Classical course on multi-variate calculus following Marsden and Tromba book.
Homotopical Topology, Master/Phd Course, CIMAT, Spring 2021.
This was an advanced course on algebraic topology covering some selected topics from the book "Homotopical topology" by A. Fomenko and D. Fuchs and including a first review of classical topics including: homotopy theory (fundamental group and higher homotopy groups, covering spaces, Seifert-Van Kampen Theorem and long exact sequence associated to a fibration), homology (different homology theories, Mayer-Vietoris, CW-complexes and a brief introduction to obstruction theory) and an introduction to spectral sequences including some applications.
Singularities of Plane Curves, Master/Phd Course, CIMAT, Fall 2020.

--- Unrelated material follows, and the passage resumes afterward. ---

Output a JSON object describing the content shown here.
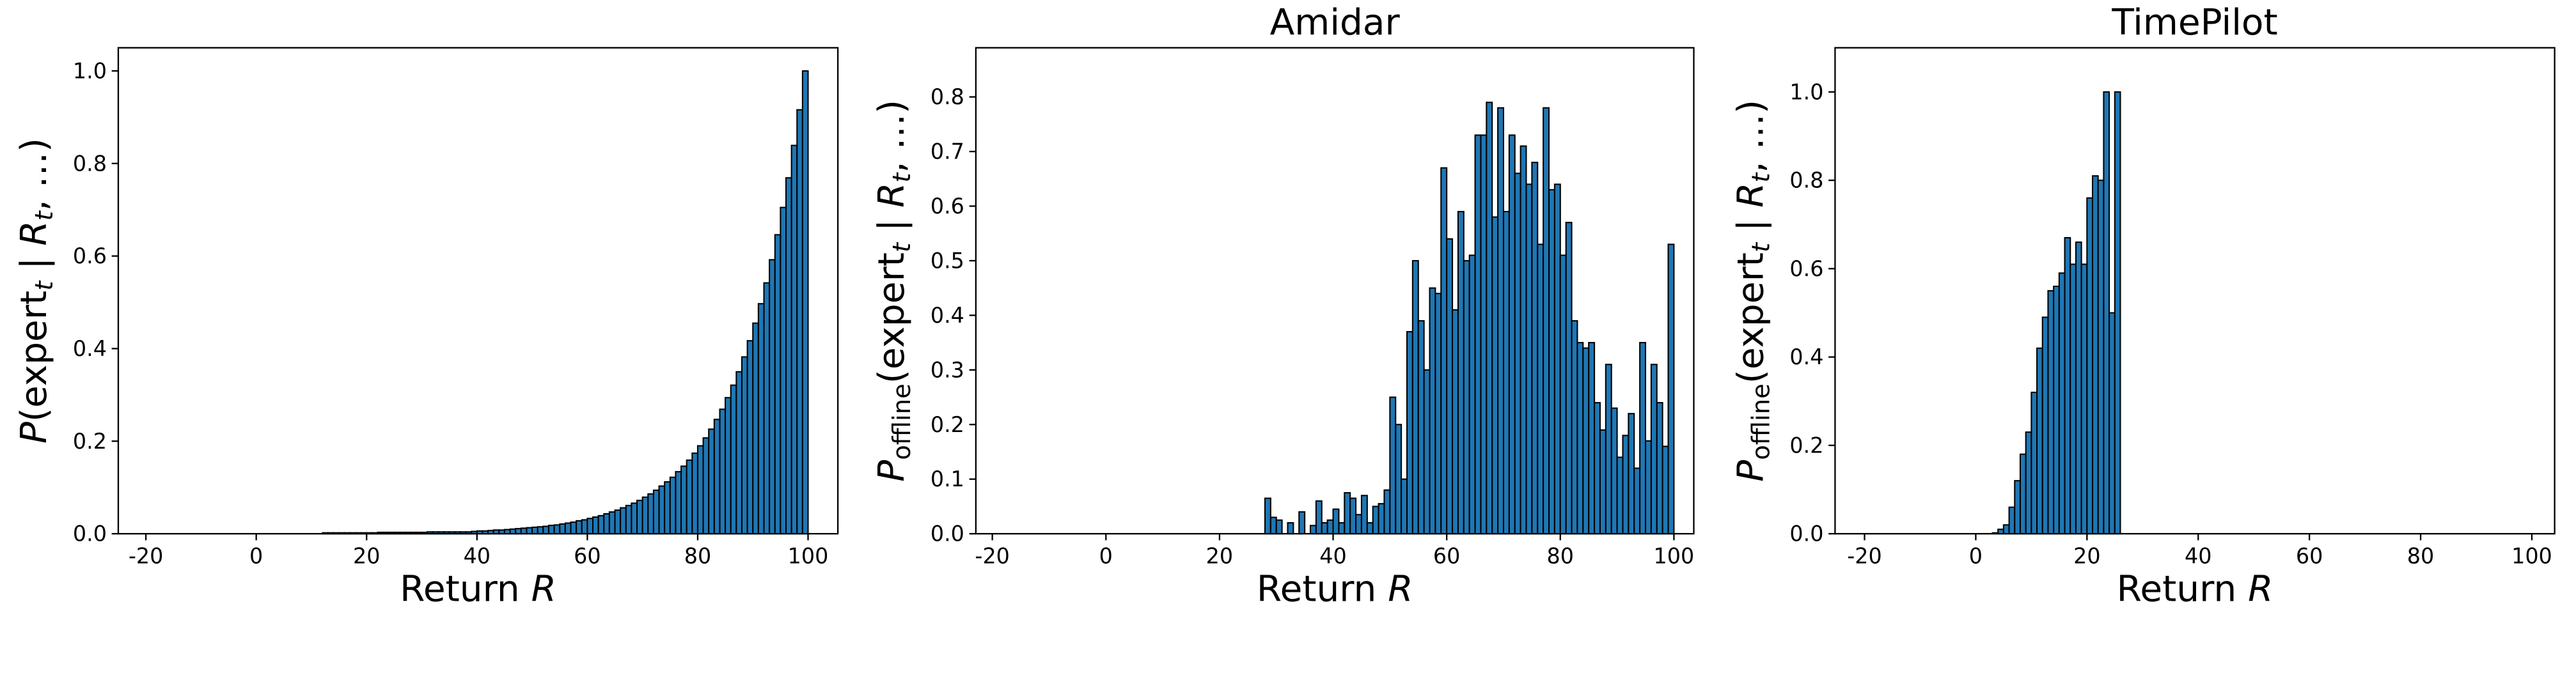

Introductory course covering some selected topics from "Singular points of plane curves" C.T.C. Wall and "Singular points of complex hypersurfaces" by J. Milnor. The course initiated with a complete proof of Milnor's fibration theorem following his book and including necessary and related results such as the Curve Selection Lemma and the Conical Structure Theorem. The second part of the course was devoted to the study of plane curve singularities following Wall's book. In this second part chapters 1 to 9 were covered including the following topics: Puiseux theorem, embedded resolution of plane curve singularities, contact and intersection multiplicity of two branches, topological classification of plane curve singularities and the construction of the Milnor fiber and its geometric monodromy from the decorated resolution graph.
Mapping Class Groups, Master/Phd Course, CIMAT, Spring 2020.
Introductory course covering some selected topics from "A primer on mapping class groups" by B. Farb and D. Margalit. The selected topics treated include: Hyperbolic Geometry, Dehn twists and their relations, generation theorems (Dehn-Lickorish theorems and related versions), Teichmüller spaces, Nielsen realization theorem for periodic homeomorphisms and Nielsen-Thurston decomposition theorem.
Algebraic Structures/Estructuras algebraicas, 2nd year undergraduate course, Universidad Complutense de Madrid (assistant teacher), 2015-2016.
Other courses
Classical tools in differential topology, Phd Course, BCAM, October 2022.
20 hours. The course was a comprehensive introduction to some of the most used tools in differential topology with a particular emphasis on transversality and Morse theory. More info
Introduction to Singularities of Plane Curves, Mini-Course, Seoul National University, July 2022.
The study of plane curve singularities is one of the most classical
parts of singularity theory going back to Newton in the XVII century.
When one studies complex polynomials in two variables, singularities appear in a
very natural way. Although many times this topic is treated from an algebraic
point of view, one quickly sees that it has many ties with low dimensional topology
topics such as knot theory and mapping class groups.
In this mini-course we will make a gentle introduction to singularity theory through
the world of plane curves. We will focus on the topological aspect of singularities
and we will mainly learn techniques through rich examples. By the end of the course
we will be able to compute many invariants of a plane curve singularity and we will
understand the topology around a singular point of an algebraic plane curve. In
particular we will learn how to find parametrizations of each irreducible component
of a plane curve singularity. We will see how these parametrizations can result
very useful in computing the embedded topology of each branch and how each branch
interacts with the rest. We will learn to find smooth models (resolve) of plane curve
singularities by repeatedly blowing up the ambient space and, from the final picture,
we will understand the topology of the Milnor fibration and its geometric monodromy.
We will end the course by introducing the versal unfolding of a plane curve singularity
and posing some questions that naturally emanate from it.